Le thème de la maison rouge sans fenêtres apparaît. C’est la prison dans laquelle est désormais enfermé l’homme dans la société totalitaire.
Le thème de la maison sans fenêtres était apparu, avant l’emprisonnement en 1928-1930. Il semble qu’il s’agisse alors d’une réduction primitiviste minimaliste de la philosophie architecturale du peintres, de son “architectonie” aux formes si complexes. Comme le personnage du Torse féminin N° 1 qu’il côtoie,
cette maison est encore une énigme de ce que sera l’habitation de l’être humain dans l’avenir.
Toutes les maisons, dessinées ou peintes à la fin des années 1920 sont de cette même couleur blanche qui est celle des khatas ukrainiennes.
Pour comprendre l’iconographie primitiviste de la « maison » dans la second phase du suprématisme après 1927 il faut essayer d’élucider la question du « retour à l’image » opéré par le fondateur de l’abstraction la plus radicale du XXème siècle, la bespredmietnost’, le sans-objet. Et pour cela le peintre nous a donné une clef pour sa compréhension, c’est un passage de première importance de la lettre de Malévitch à Vsévolod Meyerhold du 8 avril 1933. Dans cette lettre, l’artiste ukrainien prend acte du fait qu’« à l’époque de la construction socialiste », « l’Art doit revenir dans les terrains arriérés et devenir imagé » et que « la peinture est sortie de sa voie sans-objet ». Malévitch va alors suprématiser cette nouvelle donnée d’une « image, promue par la révolution prolétarienne » et porter tout son Kunstwollen à donner à cette nouvelle image « une forme, c’est-à-dire l’élever sur le plan d’un phénomène artistique et les nouveaux arts, enrichis de nouvelles gammes picturales, d’une forme, d’une composition nouvelles, doivent former cette image sur un plan artistique, c’est-à-dire ériger tout objet thématique en tableau et le tableau, c’est la surface plane du développement bimensionnel frontal du contenu devant le spectateur. Ainsi la Peinture, après son retour sur la voie de l’image et du tableau doit parvenir au cadre dans lequel il construit aussi son tableau ».
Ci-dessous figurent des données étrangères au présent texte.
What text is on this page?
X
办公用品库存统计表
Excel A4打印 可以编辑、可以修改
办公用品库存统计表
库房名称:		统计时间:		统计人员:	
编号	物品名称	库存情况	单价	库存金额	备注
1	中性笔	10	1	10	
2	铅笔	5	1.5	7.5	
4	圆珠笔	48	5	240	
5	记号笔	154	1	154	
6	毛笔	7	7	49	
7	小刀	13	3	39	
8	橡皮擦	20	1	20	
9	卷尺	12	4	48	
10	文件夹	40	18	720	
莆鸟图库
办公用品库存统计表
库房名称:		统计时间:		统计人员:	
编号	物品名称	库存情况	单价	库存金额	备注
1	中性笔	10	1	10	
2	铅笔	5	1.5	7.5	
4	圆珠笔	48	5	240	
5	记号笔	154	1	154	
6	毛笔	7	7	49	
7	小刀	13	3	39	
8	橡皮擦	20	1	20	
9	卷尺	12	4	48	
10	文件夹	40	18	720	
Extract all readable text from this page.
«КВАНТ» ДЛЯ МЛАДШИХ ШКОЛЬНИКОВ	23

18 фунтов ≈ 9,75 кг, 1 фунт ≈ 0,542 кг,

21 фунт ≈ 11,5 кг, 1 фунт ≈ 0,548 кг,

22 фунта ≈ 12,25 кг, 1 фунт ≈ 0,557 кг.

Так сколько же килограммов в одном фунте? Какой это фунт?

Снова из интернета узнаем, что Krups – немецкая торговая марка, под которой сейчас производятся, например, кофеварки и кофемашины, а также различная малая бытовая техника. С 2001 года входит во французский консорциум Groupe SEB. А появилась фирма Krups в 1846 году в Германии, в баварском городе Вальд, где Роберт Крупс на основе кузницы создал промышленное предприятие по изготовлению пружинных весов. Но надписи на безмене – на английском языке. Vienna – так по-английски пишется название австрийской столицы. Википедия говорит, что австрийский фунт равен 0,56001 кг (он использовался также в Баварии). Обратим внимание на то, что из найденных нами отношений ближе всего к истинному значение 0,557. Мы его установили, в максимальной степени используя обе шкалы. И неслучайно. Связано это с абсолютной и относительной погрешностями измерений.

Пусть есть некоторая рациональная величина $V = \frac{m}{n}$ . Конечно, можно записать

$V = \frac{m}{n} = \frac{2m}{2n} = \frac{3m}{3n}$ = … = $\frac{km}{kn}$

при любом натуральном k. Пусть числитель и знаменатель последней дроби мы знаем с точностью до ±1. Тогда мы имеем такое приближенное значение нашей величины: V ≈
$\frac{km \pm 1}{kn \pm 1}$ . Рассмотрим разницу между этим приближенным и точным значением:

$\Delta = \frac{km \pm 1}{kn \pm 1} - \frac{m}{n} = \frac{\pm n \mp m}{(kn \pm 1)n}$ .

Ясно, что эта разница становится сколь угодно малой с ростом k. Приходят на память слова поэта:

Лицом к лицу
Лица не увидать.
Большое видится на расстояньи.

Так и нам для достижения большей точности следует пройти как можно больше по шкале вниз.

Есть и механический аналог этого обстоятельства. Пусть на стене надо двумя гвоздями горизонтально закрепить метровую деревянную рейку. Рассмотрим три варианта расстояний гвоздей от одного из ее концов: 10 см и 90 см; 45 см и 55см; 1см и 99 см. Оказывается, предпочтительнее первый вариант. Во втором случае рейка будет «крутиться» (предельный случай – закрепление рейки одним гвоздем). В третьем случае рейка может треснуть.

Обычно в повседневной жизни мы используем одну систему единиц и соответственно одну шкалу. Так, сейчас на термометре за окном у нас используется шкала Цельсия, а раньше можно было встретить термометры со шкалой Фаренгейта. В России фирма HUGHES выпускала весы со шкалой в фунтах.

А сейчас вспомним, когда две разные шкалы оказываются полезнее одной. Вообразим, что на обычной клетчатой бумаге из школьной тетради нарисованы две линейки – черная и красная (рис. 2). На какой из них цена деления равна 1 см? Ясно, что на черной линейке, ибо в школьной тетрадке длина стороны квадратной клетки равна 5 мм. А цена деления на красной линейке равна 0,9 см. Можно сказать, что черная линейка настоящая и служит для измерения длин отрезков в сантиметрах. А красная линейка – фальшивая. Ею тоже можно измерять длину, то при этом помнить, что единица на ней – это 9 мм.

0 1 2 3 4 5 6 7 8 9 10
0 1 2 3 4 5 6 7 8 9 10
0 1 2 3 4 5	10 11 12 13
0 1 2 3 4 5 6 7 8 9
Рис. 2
Dans l’ultime phase suprématiste entre 1930 et 1933, l’artiste souligne constamment qu’il n’a pas renié le suprématisme. Lors de la phase du sans-objet (1915-1920), le contenu du tableau n’avait pas de limites spatiales et était dans l’infini de l’Univers :
« Je n’ai qu’une seule icône toute nue et sans cadre »,
écrit le peintre ukrainien à Alexandre Benois en mai 1916. Après 1927, il fait descendre sa nouvelle image suprématiste de l’espace infini du monde sur la Terre. Ciel et terre sont désormais unis sur une surface délimitée.
Un des derniers tableaux de Malévitch, Homme qui court du MNAM, exécuté autour de 1933, comporte une iconographie particulièrement énigmatique.
En fait, il s’agit d’un paysan qui fuit visiblement de la maison blanche et tend la main devant une croix rouge à l’extrémité noire. Or la maison blanche, la khata ukrainienne, est séparée de la maison rouge par une croix blanche transformée par son manche en épée à l’extrémité rouge On note la gamme typiquement suprématiste du blanc, du rouge et du noir, mais ici cette gamme colorée a une tonalité symbolique particulièrement
inquiétante et angoissante. C’est, à ma connaissance, la seule fois que la khata blanche apparaît dans l’iconographie malévitchienne après 1930. Elle apparaît pour être opposée à la maison rouge par un épée ensanglantée : la couleur rouge, n’est plus celle de la beauté du monde paysan russien comme dans le premier suprématisme, elle est désormais celle de l’enfermement, de la souffrance, de la Passion, ce qui se répercute sur la grande croix rouge devant le bras noir suppliant de l’homme courant vers son destin…
Le tableau N°3 Maison rouge frappe par la brutalité des coups de pinceau, tel un puissant geste de graffiti, le primitivisme étant le trait distinctif dominant de cette œuvre qui paraît être de toute évidence une esquisse préparatoire pour le tableau Maison rouge 1932 du Musée national russe à Saint-Pétersbourg.